- O tworzenie siatek maskujących zostaliśmy poproszeni przez fundację, w którą zaangażowani są byli żołnierze. Materiały w formie darowizny dostajemy z hurtowni, ale też ludzie przynoszą nam to, z czego można takie siatki wykonać. Gotowe siatki przekazujemy do transportu, który jedzie na Ukrainę. Trafiają do regionów, gdzie toczą się walki, np. do Kijowa - mówi nam Ihor Hreskiv, wspólnik zarządzający przestrzeniami coworkingowych przy ul. Berka Joselewicza 2, Ukrainiec mieszkający od siedmiu lat w Polsce.
W plecenie siatek, które na Ukrainie osłonią sprzęt wojskowy, włączają się uchodźcy, a także polskie rodziny. Można dołączyć do grona osób zaangażowanych w taki rodzaj pomocy dla Ukrainy - zarówno przychodząc na Berka Joselewicza, żeby pleść siatki, jak też przekazując materiały, z których można je zrobić. Organizatorzy zapraszają w godz. 9-20.

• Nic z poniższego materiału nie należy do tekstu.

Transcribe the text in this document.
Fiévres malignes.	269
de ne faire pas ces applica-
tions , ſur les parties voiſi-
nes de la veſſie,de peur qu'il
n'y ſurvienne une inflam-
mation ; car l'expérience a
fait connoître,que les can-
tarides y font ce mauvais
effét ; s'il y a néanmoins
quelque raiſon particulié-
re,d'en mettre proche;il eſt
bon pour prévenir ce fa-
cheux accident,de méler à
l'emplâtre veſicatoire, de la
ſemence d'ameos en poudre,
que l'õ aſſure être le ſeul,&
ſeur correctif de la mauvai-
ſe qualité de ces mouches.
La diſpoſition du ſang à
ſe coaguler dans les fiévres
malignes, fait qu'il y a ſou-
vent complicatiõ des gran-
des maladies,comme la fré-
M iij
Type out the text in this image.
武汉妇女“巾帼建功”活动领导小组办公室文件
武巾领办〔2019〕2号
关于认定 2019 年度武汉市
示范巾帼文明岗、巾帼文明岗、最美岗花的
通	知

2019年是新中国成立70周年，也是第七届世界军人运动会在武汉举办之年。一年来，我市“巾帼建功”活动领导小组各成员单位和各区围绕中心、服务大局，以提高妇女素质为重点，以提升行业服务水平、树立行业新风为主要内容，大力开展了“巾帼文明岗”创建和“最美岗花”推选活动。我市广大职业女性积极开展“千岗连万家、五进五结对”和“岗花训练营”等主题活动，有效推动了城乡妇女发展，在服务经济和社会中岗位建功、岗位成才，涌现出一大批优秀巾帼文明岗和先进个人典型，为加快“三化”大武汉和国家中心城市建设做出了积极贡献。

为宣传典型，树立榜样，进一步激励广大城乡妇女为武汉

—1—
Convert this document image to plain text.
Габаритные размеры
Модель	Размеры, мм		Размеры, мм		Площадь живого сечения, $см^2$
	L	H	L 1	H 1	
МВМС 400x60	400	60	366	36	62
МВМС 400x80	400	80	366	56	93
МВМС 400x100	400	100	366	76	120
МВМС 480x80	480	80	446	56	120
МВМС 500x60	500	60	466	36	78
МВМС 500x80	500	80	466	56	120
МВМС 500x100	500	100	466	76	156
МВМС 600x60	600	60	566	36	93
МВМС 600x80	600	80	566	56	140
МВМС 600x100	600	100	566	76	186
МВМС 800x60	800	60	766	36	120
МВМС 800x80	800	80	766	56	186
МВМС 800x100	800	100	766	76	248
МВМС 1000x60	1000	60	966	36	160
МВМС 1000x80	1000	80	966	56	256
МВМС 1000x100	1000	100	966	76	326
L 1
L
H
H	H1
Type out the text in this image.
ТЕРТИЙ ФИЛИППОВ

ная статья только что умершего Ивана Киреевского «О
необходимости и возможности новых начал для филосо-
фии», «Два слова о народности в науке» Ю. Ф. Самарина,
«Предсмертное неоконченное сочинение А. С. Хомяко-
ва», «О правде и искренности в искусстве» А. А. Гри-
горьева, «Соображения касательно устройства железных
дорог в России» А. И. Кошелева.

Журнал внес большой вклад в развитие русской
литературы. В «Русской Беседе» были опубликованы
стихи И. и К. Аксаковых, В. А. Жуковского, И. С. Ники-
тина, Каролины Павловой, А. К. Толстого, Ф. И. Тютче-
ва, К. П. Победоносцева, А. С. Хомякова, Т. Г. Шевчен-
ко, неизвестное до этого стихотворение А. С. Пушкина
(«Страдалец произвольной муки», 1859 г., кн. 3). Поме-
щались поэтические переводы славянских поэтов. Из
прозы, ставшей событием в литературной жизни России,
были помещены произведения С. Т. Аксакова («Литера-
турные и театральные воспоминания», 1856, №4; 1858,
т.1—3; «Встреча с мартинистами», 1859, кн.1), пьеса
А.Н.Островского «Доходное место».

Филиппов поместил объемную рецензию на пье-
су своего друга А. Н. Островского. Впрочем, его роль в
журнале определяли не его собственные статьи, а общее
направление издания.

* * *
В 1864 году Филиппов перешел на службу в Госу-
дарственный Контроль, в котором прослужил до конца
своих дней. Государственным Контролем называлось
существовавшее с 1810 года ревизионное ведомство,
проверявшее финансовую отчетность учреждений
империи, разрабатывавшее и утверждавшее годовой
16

W tych samych godzinach w tym punkcie na krakowskim Kazimierzu można również zostawiać dary dla Ukraińców. Obecnie najbardziej potrzebne są skarpetki i majtki męskie oraz konserwy, żywność o długim terminie przydatności - dla żołnierzy na Ukrainie, jak również rzeczy dla dzieci.